Keratoconus is a progressive bilateral dystrophy that is characterized by paracentral steepening and stromal thinning that impairs visual acuity. Initial treatment often consists of hard contact lenses. A penetrating keratoplasty (i.e., corneal grafting) is the next line of treatment in patients who develop intolerance to contact lenses. While visual acuity is typically improved with keratoplasty, perioperative complications are an associated risk; long-term topical steroid use is required; and endothelial cell loss occurs over time, which is a particular concern in younger patients. As an alternative, a variety of keratorefractive procedures have been attempted, broadly divided into subtractive and additive techniques. Subtractive techniques include photorefractive keratectomy or LASIK, but in general results of these techniques have been poor. Implantation of intrastromal corneal ring segments represents an additive technique in which the implants are intended to reinforce the cornea, prevent further deterioration, and potentially obviate the need for a penetrating keratoplasty. This technique has primarily been investigated in patients in whom the cornea has remained transparent and who are intolerant of contact lenses.
Pellucid marginal degeneration is a non-inflammatory progressive degenerative disease, typically characterized by bilateral peripheral thinning (ectasia) of the inferior cornea. Deterioration of visual function results from the irregular astigmatism induced by asymmetric distortion of the cornea, and visual acuity typically cannot be restored by using spherocylindrical lenses. Rigid gas permeable contact lenses may be used to treat pellucid marginal degeneration. Intracorneal ring segment implantation, crescentic lamellar keratoplasty, penetrating keratoplasty, and corneal wedge excision have also been proposed.
INTACS® represent an intrastromal corneal ring that has received approval by the U.S. Food and Drug Administration (FDA) for two indications.
In 1999, INTACS inserts were approved through a premarket approval process (PMA) for the following labeled indication:
The KeraVision Intacs are intended for the reduction or elimination of mild myopia (-1.00 to -3.00 diopters spherical equivalent at the spectacle plane) in patients:
- Who are 21 years of age or older;
- With documented stability of refraction as demonstrated by a change of less than or equal to 0.50 diopter for at least 12 months prior to the preoperative examination; and
- Where the astigmatic component is +1.00 diopter or less.”

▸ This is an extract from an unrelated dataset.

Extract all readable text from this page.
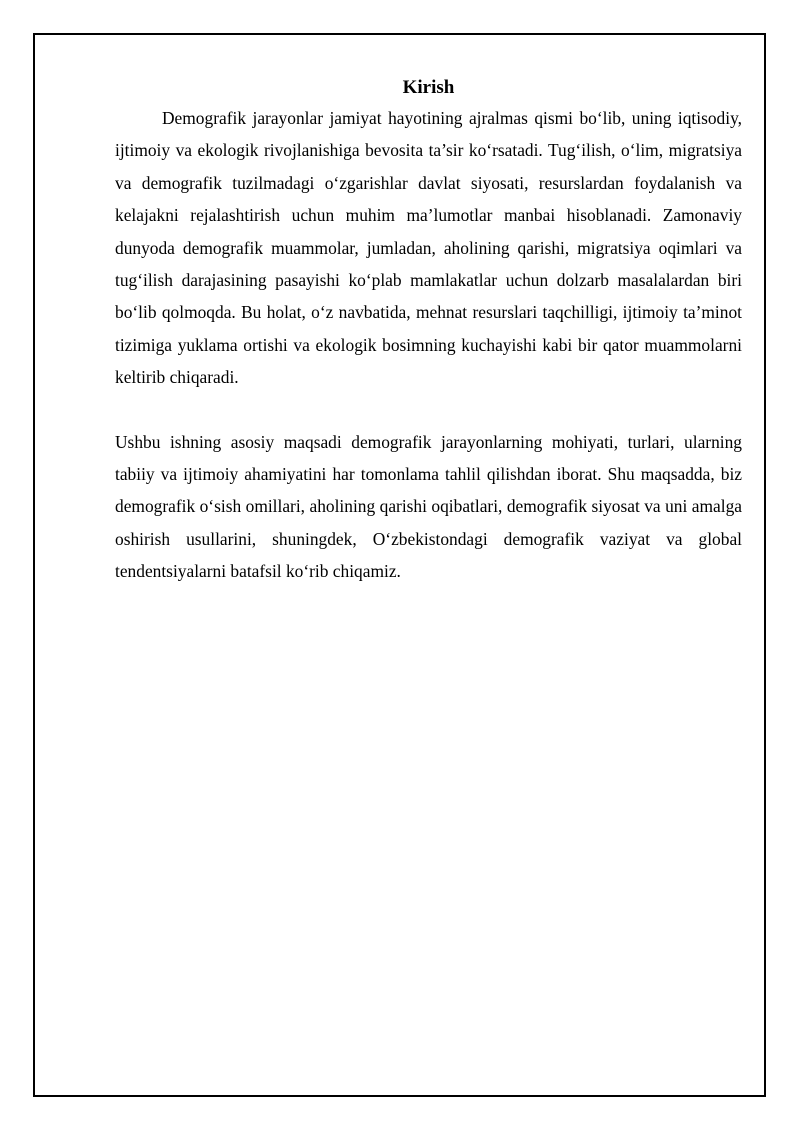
Kirish

Demografik jarayonlar jamiyat hayotining ajralmas qismi bo‘lib, uning iqtisodiy, ijtimoiy va ekologik rivojlanishiga bevosita ta’sir ko‘rsatadi. Tug‘ilish, o‘lim, migratsiya va demografik tuzilmadagi o‘zgarishlar davlat siyosati, resurslardan foydalanish va kelajakni rejalashtirish uchun muhim ma’lumotlar manbai hisoblanadi. Zamonaviy dunyoda demografik muammolar, jumladan, aholining qarishi, migratsiya oqimlari va tug‘ilish darajasining pasayishi ko‘plab mamlakatlar uchun dolzarb masalalardan biri bo‘lib qolmoqda. Bu holat, o‘z navbatida, mehnat resurslari taqchilligi, ijtimoiy ta’minot tizimiga yuklama ortishi va ekologik bosimning kuchayishi kabi bir qator muammolarni keltirib chiqaradi.

Ushbu ishning asosiy maqsadi demografik jarayonlarning mohiyati, turlari, ularning tabiiy va ijtimoiy ahamiyatini har tomonlama tahlil qilishdan iborat. Shu maqsadda, biz demografik o‘sish omillari, aholining qarishi oqibatlari, demografik siyosat va uni amalga oshirish usullarini, shuningdek, O‘zbekistondagi demografik vaziyat va global tendentsiyalarni batafsil ko‘rib chiqamiz.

In 2004, INTACS received an additional approval by the FDA through the humanitarian device exemption (HDE) process.
The INTACS device is indicated for the reduction or elimination of myopia and astigmatism in patients with keratoconus, who are no longer able to achieve adequate vision with their contact lenses or spectacles, so that their functional vision may be restored and the need for a corneal transplant procedure may potentially be deferred. The specific set of keratoconic patients proposed to be treated with INTACS prescription inserts are patients:
- that have experienced a progressive deterioration in their vision, such that they can no longer achieve adequate functional vision on a daily basis with their contact lenses or spectacles;
- that are 21 years of age or older;
- that have clear central corneas;
- that have a corneal thickness of 450 microns or greater at the proposed incision site; AND
- have corneal transplantation as the only remaining option to improve their functional vision.
NOTE: HDE does not require the manufacturer to provide data confirming the efficacy of the device, but rather data that supports its “probable” benefit. The HDE process is available for devices treating conditions that affect fewer than 4,000 Americans per year.